Tuesday, October 2, 2018

MakalahTafsir Birra'yi

0 comments
KATA PENGANTAR

Dengan nama Allah yang maha pengasih dan maha penyayang. Segala puji dan syukur bagi Allah swt yang dengan ridho-Nya kita dapat menyelesaikan makalah ini dengan baik dan lancar. Sholawat dan salam tetap kami haturkan kepada junjungan kita Nabi besar Muhammad saw dan untuk para keluarga, sahabat dan pengikut-pengikutnya yang setia mendampingi beliau. Terima kasih kepada keluarga teman-teman dan yang terlibat dalam pembuatan makalah ini yang dengan do'a dan bimbingannya makalah ini dapat terselesaikan dengan lancar.
Dalam makalah ini, kami menguraikan tentang ”Tafsir bi R’yi” yang kami ambil dari berbagai sumber, diantaranya buku-buku. Makalah ini diharapkan bisa menambah wawasan dan pengetahuan yang selama ini kita cari.

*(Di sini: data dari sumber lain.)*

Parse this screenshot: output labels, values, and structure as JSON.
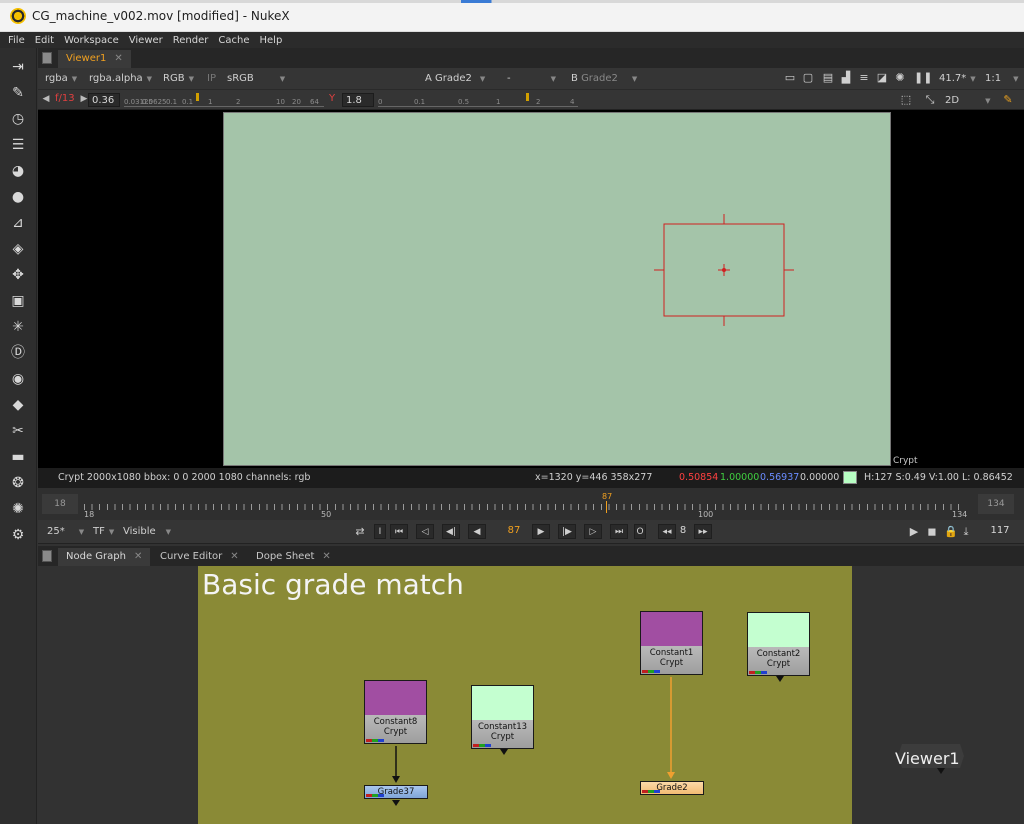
{
  "window": {
    "title": "CG_machine_v002.mov [modified] - NukeX"
  },
  "menu": [
    "File",
    "Edit",
    "Workspace",
    "Viewer",
    "Render",
    "Cache",
    "Help"
  ],
  "left_toolbar": [
    "toolbar-pin-icon",
    "pencil-icon",
    "clock-icon",
    "layers-stack-icon",
    "color-wheel-icon",
    "circle-icon",
    "channel-icon",
    "layers-icon",
    "move-icon",
    "cube-icon",
    "particles-icon",
    "deep-icon",
    "eye-icon",
    "tag-icon",
    "wrench-icon",
    "toolsets-icon",
    "keyer-icon",
    "other-icon",
    "settings-icon"
  ],
  "viewer": {
    "tab": "Viewer1",
    "channels": "rgba",
    "alpha": "rgba.alpha",
    "display": "RGB",
    "ip": "IP",
    "colorspace": "sRGB",
    "a_label": "A",
    "a_input": "Grade2",
    "mode": "-",
    "b_label": "B",
    "b_input": "Grade2",
    "zoom": "41.7*",
    "proxy": "1:1",
    "fstop": "f/13",
    "gain": "0.36",
    "gamma_label": "Y",
    "gamma": "1.8",
    "view_mode": "2D",
    "gain_ticks": [
      "0.03125",
      "0.0625",
      "0.1",
      "0.1",
      "1",
      "2",
      "10",
      "20",
      "64"
    ],
    "gamma_ticks": [
      "0",
      "0.1",
      "0.5",
      "1",
      "2",
      "4"
    ],
    "corner_label": "Crypt",
    "frame_color": "#a4c4a9"
  },
  "infobar": {
    "format": "Crypt 2000x1080  bbox: 0 0 2000 1080 channels: rgb",
    "coords": "x=1320 y=446 358x277",
    "r": "0.50854",
    "g": "1.00000",
    "b": "0.56937",
    "a": "0.00000",
    "swatch_color": "#b8ffc4",
    "hsv": "H:127 S:0.49 V:1.00  L: 0.86452"
  },
  "timeline": {
    "in": "18",
    "out": "134",
    "start_label": "18",
    "label_50": "50",
    "label_100": "100",
    "end_label": "134",
    "current": "87",
    "fps": "25*",
    "tf": "TF",
    "visible": "Visible",
    "frame_field": "87",
    "step": "8",
    "last_frame": "117"
  },
  "node_graph": {
    "tabs": [
      "Node Graph",
      "Curve Editor",
      "Dope Sheet"
    ],
    "backdrop_title": "Basic grade match",
    "nodes": {
      "constant8": {
        "name": "Constant8",
        "sub": "Crypt",
        "color": "#a14ea2"
      },
      "constant13": {
        "name": "Constant13",
        "sub": "Crypt",
        "color": "#c4ffd0"
      },
      "constant1": {
        "name": "Constant1",
        "sub": "Crypt",
        "color": "#a14ea2"
      },
      "constant2": {
        "name": "Constant2",
        "sub": "Crypt",
        "color": "#c4ffd0"
      },
      "grade37": {
        "name": "Grade37",
        "color": "#8ab0e0"
      },
      "grade2": {
        "name": "Grade2",
        "color": "#f7c98a"
      },
      "viewer1": {
        "name": "Viewer1"
      }
    }
  }
}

Kami berharap bisa dimanfaatkan semaksimal mugkin.
Penulis menyadari dalam penulisan makalah ini masih jauh dari kata sempurna, oleh karena itu saran dan kritik yang membangun tetap kami nantikan dan kami harapkan demi kesempurnaan makalah ini.











BAB I
PENDAHULUAN
    A. Latar Belakang
Memperhatikan semakin majunya media di dunia ini pada umumnya dan Indonesia pada khususnya. Baik itu media masa, surat kabar maupun elektronik. Yang mana dampak positifnya adalah semakin pesatnya perkembangan ilmu pengetahuan baik bersifat keagamaan atau umum. Dan disini yang paling pokok mengenai tafsir Al-qur’an, yang mana bila dikembalikan kepesatnya perkembangan ilmu pendidikan yang saat ini kita rasakan adalah rasio (akal) lah yang menjadi tolak ukur terhadap suatu hal. Yang itu dinilai dari kemaslahatanya, maka kalau dikenakan pada Al-qur’an dengan tujuan Li-tafsir, maka itu tidak pas. Karena kita masih memiliki hadits nabi dan juga qoul sahabat dan tabi’in yang menjelaskan atau menerangkan tentang isi kandungan Al-qur’an dan juga guna mempertegas perbedaan antara Tafsir dengan riwayat dan juga dengan akal. Maka dari argument diatas kami tertarik membahas “ TAFSIR BI RA’YI “.
           
     B. Rumusan Masalah
1.      Apa pengertian tafsir bi ra’yi?
2.      Bagaimana pandangan ulama tentang tafsir bi ra’yi?
3.      Apa-apa saja pembagian tafsir bi ra’yi?
4.      Bagaimana kedudukan tafsir bi ra’yi?
5.      Apa-apa saja kitab yang termashur tafsir bi ra’yi?





BAB II
PEMBAHASAN

    A.  Pengertian Tafsir bi Ar- Ra’yi
Secara etimonologi, Ra’yi berarti keyakinan (I’tigad), analogi (qiyas), dan ijtihad. Dan ra’yi dalam terminologi tafsir adalah ijtihad. Dengan demikian, tafsir bi ra’yi (disebut juga tafsir bi ad-dirayah) sebagaimana didefinisakan oleh Husen Adz Dzahabi adalah tafsir yang penjelasannya diambil berdasarkan ijtihad dan diambil pemikiran mufasir setelah ia megetahui bahasa arab dan metodenya, dalil hukum yang ditunjukan, serta problema penafsiran, seperti asbabun nuzul, nasikh wa mansukh dan sebagainya. Al Farmawi menjelaskan tafsir bi ra’yi ialah menafsirkan Al-Quran dengan ijtihad setelah terlebih dahulu  mufasir yang bersangkutan mengetahui metode yang digunakan orang-orang arab ketika berbicara dan mengetahui kosa kata arab beserta muatan-muatan artinya.[1]
Ulama salaf sangat berhati-hati dalam menafsirkan sesuatu. Mereka khawatir akan terjerumus kedalam ijtihat yang mazmum (tercela). Oleh sebab itu, banyak ulama salaf yang menulis kitab tafsir dari para pendahulu dengan cara mengutip tanpa disertai penjelasan tambahan, seperti Abdurrazaq bin Abi Hatim dan Sufyan bin Uyainah.[2]
Tafsir bi Ra’yi muncul sebagai sebuah “corak” penafsiran belakangan setelah tafsir bil matsur. Diantara sebab yang memicu kemunculan “corak” tafsir bi ra’yi adalah disiplin ilmu, karya-karya dibidangnya masing-masing, aneka warna metode penafsiran, dan pakar-pakar dibidangnya masing-masing.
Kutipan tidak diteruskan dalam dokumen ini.